11.06.2013, 17:24 Uhr

Netzentgelte: Industrie spart 416 Mio. Euro

Berlin/Münster – Über 3.000 Unternehmen haben einen Antrag auf ein verringertes Netzentgelt für 2012 gestellt. Möglich ist dies durch eine Ausnahmeregelung in der Stromnetzentgeltverordnung. Die Netzbetreiber sind verpflichtet, Unternehmen mit einem hohen Stromverbrauch einen individuellen Netznutzungstarif anzubieten. Dieser Tarif kann auf bis zu 20 Prozent der normalen Netzentgelte sinken. Seit 2012 und rückwirkend für 2011 können sich besonders energieintensive Unternehmen sogar komplett von den Netzentgelten befreien lassen, sobald sie mindestens 7.000 Stunden pro Jahr Strom nachfragen und ihr Verbrauch über 10.000 Megawattstunden (MWh) liegt. Eine Anfrage der Grünen an die Bundesregierung nun ergeben, dass sich die Gesamtsumme der Entlastungen in den Jahren 2011 und 2012 für energieintensive Unternehmen auf 416 Mio. Euro beläuft. Dieser Betrag wird genau wie bei der EEG-Umlage auf die übrigen Verbraucher umgelegt. Momentan ergibt sich dadurch eine Mehrbelastung von 0,329 Cent pro Kilowattstunde (kWh) für Haushalte und nicht befreite Unternehmen.

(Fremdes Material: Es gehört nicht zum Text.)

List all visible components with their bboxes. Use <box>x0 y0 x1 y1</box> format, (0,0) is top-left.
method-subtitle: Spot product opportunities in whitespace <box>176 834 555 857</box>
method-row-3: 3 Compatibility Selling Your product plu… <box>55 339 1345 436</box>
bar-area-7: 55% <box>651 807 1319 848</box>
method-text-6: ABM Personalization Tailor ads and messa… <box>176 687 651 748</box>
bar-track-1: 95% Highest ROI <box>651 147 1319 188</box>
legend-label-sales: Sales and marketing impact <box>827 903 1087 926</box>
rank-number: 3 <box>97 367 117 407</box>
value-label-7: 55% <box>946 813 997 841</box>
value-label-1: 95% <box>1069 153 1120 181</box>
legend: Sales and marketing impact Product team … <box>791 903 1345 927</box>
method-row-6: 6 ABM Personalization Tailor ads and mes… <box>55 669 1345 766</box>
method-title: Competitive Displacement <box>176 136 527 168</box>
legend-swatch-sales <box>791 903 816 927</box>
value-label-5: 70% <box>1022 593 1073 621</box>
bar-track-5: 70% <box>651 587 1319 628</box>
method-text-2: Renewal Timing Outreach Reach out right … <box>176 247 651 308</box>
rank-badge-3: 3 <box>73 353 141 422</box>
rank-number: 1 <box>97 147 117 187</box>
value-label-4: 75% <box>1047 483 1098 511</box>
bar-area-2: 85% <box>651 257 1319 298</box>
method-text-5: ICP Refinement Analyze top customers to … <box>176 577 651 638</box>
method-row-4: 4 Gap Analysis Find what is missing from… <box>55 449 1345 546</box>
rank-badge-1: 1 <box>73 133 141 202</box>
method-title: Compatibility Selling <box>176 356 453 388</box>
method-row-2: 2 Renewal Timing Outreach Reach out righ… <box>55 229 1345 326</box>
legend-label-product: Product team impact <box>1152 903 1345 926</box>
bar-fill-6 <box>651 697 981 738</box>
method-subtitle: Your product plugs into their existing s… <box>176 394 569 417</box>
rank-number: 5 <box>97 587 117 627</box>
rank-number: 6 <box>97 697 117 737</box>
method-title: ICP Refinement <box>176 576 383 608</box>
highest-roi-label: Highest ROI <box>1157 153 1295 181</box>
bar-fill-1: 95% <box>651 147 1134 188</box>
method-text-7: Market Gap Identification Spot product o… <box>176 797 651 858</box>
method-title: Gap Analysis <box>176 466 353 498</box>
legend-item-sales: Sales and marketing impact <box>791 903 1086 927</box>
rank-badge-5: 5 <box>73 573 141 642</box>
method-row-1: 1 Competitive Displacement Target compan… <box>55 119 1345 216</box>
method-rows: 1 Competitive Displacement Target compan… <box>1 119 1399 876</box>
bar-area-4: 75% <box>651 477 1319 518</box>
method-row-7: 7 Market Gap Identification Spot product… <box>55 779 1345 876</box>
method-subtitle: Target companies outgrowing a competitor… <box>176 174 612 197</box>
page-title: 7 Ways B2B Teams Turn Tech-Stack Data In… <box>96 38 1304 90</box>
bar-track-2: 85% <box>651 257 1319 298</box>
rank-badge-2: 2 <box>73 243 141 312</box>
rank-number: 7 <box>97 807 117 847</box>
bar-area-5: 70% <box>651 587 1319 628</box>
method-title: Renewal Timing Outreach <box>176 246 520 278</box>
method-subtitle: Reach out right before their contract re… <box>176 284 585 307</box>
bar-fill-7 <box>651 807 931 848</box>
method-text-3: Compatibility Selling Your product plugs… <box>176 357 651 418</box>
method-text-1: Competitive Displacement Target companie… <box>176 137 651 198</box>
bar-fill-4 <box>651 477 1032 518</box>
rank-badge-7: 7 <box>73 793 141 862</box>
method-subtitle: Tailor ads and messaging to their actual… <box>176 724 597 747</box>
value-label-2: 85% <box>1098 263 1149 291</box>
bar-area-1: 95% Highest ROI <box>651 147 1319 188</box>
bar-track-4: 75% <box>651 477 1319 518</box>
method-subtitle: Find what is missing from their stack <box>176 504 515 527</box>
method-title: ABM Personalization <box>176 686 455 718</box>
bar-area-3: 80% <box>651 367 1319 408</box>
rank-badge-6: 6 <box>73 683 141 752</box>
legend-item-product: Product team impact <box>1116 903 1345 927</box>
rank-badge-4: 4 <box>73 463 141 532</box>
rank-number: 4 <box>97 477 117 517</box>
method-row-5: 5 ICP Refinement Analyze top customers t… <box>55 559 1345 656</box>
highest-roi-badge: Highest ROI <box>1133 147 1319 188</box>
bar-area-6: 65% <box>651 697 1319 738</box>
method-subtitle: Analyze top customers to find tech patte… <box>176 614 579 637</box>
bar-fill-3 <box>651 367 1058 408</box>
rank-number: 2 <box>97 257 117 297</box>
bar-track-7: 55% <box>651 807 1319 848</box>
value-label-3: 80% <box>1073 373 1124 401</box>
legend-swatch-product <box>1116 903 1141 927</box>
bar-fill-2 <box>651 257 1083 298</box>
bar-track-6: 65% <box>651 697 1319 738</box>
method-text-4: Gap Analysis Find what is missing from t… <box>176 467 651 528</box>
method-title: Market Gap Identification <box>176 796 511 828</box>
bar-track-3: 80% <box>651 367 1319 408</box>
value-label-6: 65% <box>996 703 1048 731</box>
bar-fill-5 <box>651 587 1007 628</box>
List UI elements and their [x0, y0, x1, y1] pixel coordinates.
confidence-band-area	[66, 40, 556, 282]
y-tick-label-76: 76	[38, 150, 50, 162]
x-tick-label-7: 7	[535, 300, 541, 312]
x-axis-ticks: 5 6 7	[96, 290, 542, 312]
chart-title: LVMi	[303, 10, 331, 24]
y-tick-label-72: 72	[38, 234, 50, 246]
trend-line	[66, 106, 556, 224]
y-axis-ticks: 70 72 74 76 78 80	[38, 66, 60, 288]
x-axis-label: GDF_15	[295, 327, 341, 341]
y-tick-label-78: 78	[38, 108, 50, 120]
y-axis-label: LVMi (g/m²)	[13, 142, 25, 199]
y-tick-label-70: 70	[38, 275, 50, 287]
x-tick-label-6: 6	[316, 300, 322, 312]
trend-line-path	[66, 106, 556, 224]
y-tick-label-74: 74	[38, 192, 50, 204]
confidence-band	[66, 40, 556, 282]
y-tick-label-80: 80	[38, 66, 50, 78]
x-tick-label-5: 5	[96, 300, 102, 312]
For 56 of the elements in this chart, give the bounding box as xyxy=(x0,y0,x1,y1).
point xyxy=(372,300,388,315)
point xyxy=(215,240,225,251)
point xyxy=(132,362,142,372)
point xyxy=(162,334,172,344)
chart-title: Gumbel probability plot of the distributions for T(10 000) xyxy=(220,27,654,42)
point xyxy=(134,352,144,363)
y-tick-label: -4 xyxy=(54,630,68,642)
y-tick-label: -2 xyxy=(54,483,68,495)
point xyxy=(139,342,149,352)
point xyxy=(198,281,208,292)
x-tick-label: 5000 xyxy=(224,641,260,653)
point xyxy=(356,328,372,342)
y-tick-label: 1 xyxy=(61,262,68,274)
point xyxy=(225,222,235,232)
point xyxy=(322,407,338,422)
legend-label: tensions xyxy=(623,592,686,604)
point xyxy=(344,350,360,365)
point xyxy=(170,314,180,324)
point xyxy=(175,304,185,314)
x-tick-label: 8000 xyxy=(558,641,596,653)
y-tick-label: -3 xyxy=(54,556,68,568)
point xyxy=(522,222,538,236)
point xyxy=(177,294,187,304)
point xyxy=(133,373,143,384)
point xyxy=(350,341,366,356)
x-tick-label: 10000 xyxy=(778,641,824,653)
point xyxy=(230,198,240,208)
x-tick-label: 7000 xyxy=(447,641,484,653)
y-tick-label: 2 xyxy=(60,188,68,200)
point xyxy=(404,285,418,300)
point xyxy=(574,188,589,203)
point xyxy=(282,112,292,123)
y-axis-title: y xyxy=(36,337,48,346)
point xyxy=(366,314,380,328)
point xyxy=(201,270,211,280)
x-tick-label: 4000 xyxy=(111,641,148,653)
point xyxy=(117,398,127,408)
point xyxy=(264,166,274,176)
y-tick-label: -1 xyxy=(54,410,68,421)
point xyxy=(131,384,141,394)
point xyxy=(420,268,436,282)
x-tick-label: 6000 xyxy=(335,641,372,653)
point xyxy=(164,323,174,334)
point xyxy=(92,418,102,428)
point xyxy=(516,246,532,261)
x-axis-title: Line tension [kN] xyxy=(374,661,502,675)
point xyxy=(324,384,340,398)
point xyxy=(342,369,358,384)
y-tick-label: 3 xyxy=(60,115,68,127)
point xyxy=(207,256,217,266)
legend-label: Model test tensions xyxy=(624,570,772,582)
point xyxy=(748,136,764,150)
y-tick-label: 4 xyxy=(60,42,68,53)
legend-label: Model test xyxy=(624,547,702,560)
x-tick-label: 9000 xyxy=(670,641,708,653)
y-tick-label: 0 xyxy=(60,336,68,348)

EU-Kommission ermittelt gegen Deutschland

Wegen der Netzentgeltbefreiung energieintensiver Unternehmen hat die EU-Kommission bereits im März 2013 ein förmliches Beihilfe Verfahren gegen Deutschland eingeleitet, um zu ermitteln, ob staatliche Beihilfe vorliegt. Gegenwärtig ist die Kommission der Auffassung, dass es sich bei der Umlage um eine staatliche Subventionierung handeln könnte. Dadurch würde den Begünstigten ein selektiver Vorteil gegenüber Wettbewerbern der anderen Mitgliedstaaten verschafft und der EU-Binnenmarkt verzerrt. Sollte sich der Tatbestand bestätigen, müssten alle begünstigten Unternehmen die Netzentgelte rückwirkend zurückzahlen. Das Oberlandesgericht Düsseldorf kam bereits zu dem Schluss, dass die Netzentgeltbefreiung nichtig ist. Fünf regionale und überregionale Netzbetreiber hatten dagegen geklagt. In der Urteilsverkündung hieß es, dass keine ausreichende gesetzliche Ermächtigungsgrundlage für die Befreiung von Netzentgelten gesehen wird.

Stromintensive Industrie im Vorteil: keine EEG- und Netzumlage

Die stromintensive Industrie in Deutschland wird vom Staat gleich mehrfach bevorzugt. Nicht nur von den Netzentgelten werden die Unternehmen befreit, sondern auch von der Zahlung der Umlage für den Ausbau der regenerativen Energien nach dem Erneuerbare-Energien-Gesetz (EEG). Unternehmen mit einem Stromverbrauch von einer Gigawattstunde (GWh) pro Jahr werden von der EEG-Umlage ganz oder teilweise befreit. Beide Umlagen verteilen sich damit auf immer weniger Schultern. Vor allem private Verbraucher sowie kleine und mittlere Unternehmen sind davon betroffen. Hinzu kommt, dass die Preise an der Strombörse seit 2012 kräftig sinken. Industriekunden können sich sowohl am Spotmarkt als auch am Terminmarkt für die nächsten Jahre günstig mit Strom eindecken und profitieren so doppelt.